Reden wir über Datenschutz

By | 26. November 2022

Gestern rief mich ein alter Freund an und wir haben über Datenschutz gesprochen. Er als Jurist sieht die Sache aus einem sehr rechtlichen Standpunkt. Das ist auch gut, denn diese Sicht, macht es ja überhaupt erst möglich, Datenschutz auch im gesetzlichen Rahmen verbindlich betreiben zu lassen. Die Frage, die ich mir dann allerdings stelle ist, was haben denn Herr und Frau Internetnutzer davon?

Cookie Hinweis & Datenschutzerklärungen

Fast alle Menschen, die mir von Cookie Hinweisen erzählen, schwärmen nicht davon. Die einen, weil sie welche in ihren Webseiten anbringen sollen, die anderen, weil sie die wegklicken müssen, wenn sie den Inhalt einer Webseite lesen wollen. Gelesen? Fehlanzeige. Über den Passus „Diese Webseite verwendet Cookies“ kommt kaum jemand hinaus. Ist das ganze dann überhaupt sinnvoll?

Ja.  Erst seit der DSGVO haben wir unsere Daten halbwegs im Griff, wenn wir wollen. Android Apps zum Beispiel, die waren vor der DSGVO alle so gestrickt, dass man entweder akzeptierte, dass z.B. eine Wetter-App auch Zugriff auf alle Kontakte und das Mikrofon wollte, oder sie nicht akzeptierte. Heute kann ich Punkt für Punkt auswählen, was ich einer Anwendung erlaube, ich muss es nur auch tun und die Einstellungen so vornehmen.
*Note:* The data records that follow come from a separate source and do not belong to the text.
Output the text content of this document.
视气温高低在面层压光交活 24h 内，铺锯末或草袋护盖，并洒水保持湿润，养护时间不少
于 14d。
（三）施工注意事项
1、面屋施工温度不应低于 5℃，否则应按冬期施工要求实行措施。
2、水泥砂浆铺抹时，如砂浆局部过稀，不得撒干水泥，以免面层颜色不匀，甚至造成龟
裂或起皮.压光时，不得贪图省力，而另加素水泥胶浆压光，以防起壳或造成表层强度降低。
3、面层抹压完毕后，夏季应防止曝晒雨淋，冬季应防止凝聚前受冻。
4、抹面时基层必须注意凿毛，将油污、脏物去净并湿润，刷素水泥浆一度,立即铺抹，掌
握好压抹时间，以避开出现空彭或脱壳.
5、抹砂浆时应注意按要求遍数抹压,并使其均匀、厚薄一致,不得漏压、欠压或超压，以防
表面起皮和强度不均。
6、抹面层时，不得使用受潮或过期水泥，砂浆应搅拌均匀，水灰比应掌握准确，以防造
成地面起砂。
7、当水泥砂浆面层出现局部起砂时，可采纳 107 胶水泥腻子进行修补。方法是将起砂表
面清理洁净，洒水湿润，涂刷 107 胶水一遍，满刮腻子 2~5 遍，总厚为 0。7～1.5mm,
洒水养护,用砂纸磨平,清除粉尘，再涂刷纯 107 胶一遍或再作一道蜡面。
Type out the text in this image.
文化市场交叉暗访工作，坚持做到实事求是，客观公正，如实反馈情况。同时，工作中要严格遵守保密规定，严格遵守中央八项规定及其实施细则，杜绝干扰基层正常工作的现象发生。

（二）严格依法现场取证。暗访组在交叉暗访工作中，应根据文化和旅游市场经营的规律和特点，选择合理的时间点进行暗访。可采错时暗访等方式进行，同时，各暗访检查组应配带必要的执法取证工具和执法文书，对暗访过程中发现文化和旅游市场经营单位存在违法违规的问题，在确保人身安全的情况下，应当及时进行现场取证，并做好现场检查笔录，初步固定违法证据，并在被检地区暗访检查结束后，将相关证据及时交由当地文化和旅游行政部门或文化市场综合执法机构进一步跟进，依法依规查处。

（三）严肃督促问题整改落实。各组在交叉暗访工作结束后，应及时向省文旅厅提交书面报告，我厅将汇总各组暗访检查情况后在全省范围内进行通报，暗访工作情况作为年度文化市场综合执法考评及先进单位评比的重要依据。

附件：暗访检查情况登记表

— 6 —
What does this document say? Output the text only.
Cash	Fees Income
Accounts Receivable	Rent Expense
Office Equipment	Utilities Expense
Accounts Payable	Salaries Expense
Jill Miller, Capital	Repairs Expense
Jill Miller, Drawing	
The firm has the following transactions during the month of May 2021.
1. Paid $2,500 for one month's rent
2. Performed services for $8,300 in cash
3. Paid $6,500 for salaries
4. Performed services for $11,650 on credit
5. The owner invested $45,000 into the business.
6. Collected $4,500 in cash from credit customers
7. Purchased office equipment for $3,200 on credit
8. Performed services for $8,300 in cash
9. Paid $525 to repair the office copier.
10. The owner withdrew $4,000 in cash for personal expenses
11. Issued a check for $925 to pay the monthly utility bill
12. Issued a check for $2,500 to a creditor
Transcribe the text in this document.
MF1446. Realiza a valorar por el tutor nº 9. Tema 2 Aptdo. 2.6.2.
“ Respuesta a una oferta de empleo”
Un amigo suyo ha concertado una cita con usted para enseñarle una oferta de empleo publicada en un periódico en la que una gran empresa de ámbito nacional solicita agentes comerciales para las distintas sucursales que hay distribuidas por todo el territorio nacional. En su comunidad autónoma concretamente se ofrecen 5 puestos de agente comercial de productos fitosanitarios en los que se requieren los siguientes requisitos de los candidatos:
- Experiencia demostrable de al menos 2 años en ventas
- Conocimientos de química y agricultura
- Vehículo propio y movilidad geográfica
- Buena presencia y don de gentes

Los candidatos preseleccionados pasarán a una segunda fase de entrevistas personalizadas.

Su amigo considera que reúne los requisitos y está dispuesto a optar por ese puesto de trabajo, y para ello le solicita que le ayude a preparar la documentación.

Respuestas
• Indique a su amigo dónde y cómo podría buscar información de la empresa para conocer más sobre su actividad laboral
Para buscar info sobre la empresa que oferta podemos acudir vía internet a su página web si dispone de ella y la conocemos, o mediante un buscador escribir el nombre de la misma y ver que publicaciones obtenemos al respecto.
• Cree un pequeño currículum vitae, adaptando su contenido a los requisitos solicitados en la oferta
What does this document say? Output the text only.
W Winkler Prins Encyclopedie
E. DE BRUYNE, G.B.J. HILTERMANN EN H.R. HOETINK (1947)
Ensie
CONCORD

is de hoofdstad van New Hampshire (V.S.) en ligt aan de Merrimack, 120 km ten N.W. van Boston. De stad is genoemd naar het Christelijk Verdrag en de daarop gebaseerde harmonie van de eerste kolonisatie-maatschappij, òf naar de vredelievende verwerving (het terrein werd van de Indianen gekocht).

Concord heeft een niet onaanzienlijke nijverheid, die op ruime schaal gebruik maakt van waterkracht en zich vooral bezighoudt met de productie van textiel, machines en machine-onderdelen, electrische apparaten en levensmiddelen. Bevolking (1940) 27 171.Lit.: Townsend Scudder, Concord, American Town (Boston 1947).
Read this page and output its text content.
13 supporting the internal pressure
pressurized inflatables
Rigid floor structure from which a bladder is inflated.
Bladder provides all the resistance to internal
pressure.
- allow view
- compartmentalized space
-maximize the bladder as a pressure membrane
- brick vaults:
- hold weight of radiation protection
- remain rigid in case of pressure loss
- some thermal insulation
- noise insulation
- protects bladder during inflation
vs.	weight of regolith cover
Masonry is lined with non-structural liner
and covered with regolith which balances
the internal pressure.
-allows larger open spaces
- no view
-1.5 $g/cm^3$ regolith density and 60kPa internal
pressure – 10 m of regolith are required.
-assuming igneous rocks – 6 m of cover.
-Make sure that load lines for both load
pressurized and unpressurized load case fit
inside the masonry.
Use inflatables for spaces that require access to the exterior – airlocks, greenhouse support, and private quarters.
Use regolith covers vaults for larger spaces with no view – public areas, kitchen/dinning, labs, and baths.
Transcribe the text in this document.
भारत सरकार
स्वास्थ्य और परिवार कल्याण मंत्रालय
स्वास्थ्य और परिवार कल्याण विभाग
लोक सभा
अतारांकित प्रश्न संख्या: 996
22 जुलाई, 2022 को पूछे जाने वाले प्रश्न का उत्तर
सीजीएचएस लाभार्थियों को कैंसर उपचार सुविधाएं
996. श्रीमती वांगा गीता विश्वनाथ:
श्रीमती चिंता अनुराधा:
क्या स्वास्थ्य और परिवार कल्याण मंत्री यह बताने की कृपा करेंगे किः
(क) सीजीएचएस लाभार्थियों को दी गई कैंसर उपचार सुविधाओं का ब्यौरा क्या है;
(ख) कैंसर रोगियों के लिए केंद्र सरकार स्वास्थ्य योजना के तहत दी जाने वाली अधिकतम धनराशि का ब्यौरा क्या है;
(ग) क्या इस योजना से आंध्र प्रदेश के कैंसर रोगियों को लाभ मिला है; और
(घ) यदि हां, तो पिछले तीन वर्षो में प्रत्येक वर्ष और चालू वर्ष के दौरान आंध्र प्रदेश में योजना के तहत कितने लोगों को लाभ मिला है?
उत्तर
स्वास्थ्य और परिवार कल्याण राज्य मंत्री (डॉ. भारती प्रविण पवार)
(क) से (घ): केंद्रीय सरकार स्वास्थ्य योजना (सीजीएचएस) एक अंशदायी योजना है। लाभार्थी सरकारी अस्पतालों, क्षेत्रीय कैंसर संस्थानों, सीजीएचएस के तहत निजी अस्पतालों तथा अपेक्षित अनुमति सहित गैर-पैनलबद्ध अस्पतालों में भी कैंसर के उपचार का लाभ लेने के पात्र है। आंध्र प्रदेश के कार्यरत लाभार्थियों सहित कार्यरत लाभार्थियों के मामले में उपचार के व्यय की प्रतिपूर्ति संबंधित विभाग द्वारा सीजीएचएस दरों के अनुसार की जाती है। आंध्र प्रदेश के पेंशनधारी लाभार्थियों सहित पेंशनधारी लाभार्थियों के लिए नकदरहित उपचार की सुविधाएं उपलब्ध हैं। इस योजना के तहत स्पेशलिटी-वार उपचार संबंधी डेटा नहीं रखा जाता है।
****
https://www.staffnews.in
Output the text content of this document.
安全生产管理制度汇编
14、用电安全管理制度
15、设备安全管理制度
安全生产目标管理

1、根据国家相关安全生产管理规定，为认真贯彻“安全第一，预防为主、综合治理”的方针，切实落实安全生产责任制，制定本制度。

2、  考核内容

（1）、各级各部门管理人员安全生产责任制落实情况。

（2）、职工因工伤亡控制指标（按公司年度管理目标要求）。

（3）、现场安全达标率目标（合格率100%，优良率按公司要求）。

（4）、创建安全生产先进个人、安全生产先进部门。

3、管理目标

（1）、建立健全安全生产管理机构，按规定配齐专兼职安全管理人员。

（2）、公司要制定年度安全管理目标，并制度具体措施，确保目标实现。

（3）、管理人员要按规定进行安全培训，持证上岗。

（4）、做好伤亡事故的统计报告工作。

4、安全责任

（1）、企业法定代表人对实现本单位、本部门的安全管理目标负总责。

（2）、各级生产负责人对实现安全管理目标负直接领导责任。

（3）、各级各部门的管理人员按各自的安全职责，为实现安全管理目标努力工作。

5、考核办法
Bevor wir Datenschutzhinweise lesen, wäre es wichtig zu wissen, welche Daten man überhaupt mitbringt, wenn man auf eine Webseite kommt. Dazu sollten wir uns auch klar machen, wie unser Browser konfiguriert ist. Wer sicher stellen möchte, dass außer der IP und dem verwendeten Browser keine Infos über einen selbst übermittelt werden, sollte sich die Browsereinstellungen einmal ansehen. Es gibt in fast allen einen Privaten oder Inkognito Modus, der wäre ein guter Start. Keine Webseite braucht zum Beispiel meine Standort. Den kann ich immer noch bekannt geben, wenn ich der Meinung bin, es sei von Relevanz. Die Bequemlichkeit ist der Feind des Datenschutzes, weil einfach mal alles akzeptieren, geht einfach schneller.

Ein weiterer Aspekt ist, ob man irgendwo angemeldet ist. Microsoft möchte ja, dass alle Windows Nutzer mit ihrem Online Microsoft-Konto schon im Betriebssystem angemeldet sind. Es wundert mich wirklich, dass hier kein Mensch über Datenschutz predigt – das ist nämlich absurd. Es geht Microsoft nichts an, was ich auf meinem Rechner mache. Wenn ich dann auch noch den komfortabel gleich mitinstallierten Edge-Browser verwende (den kann man nicht einmal einfach deinstallieren), und noch immer eingelogged bin, brauche ich über Datenschutz eigentlich nicht mehr nachdenken. Das selbe gilt, wenn ich mich bei Facebook oder Google oder sonst wo nicht auslogge. Es ist natürlich bequem, weil man muss sich dann nicht einloggen und diese lästigen Sicherheitsfragen von wegen „neues Gerät“ und „unbekannter Browser“ kommen nie. Die kennen Sie nicht? Gut, das sollte Ihnen zu denken geben.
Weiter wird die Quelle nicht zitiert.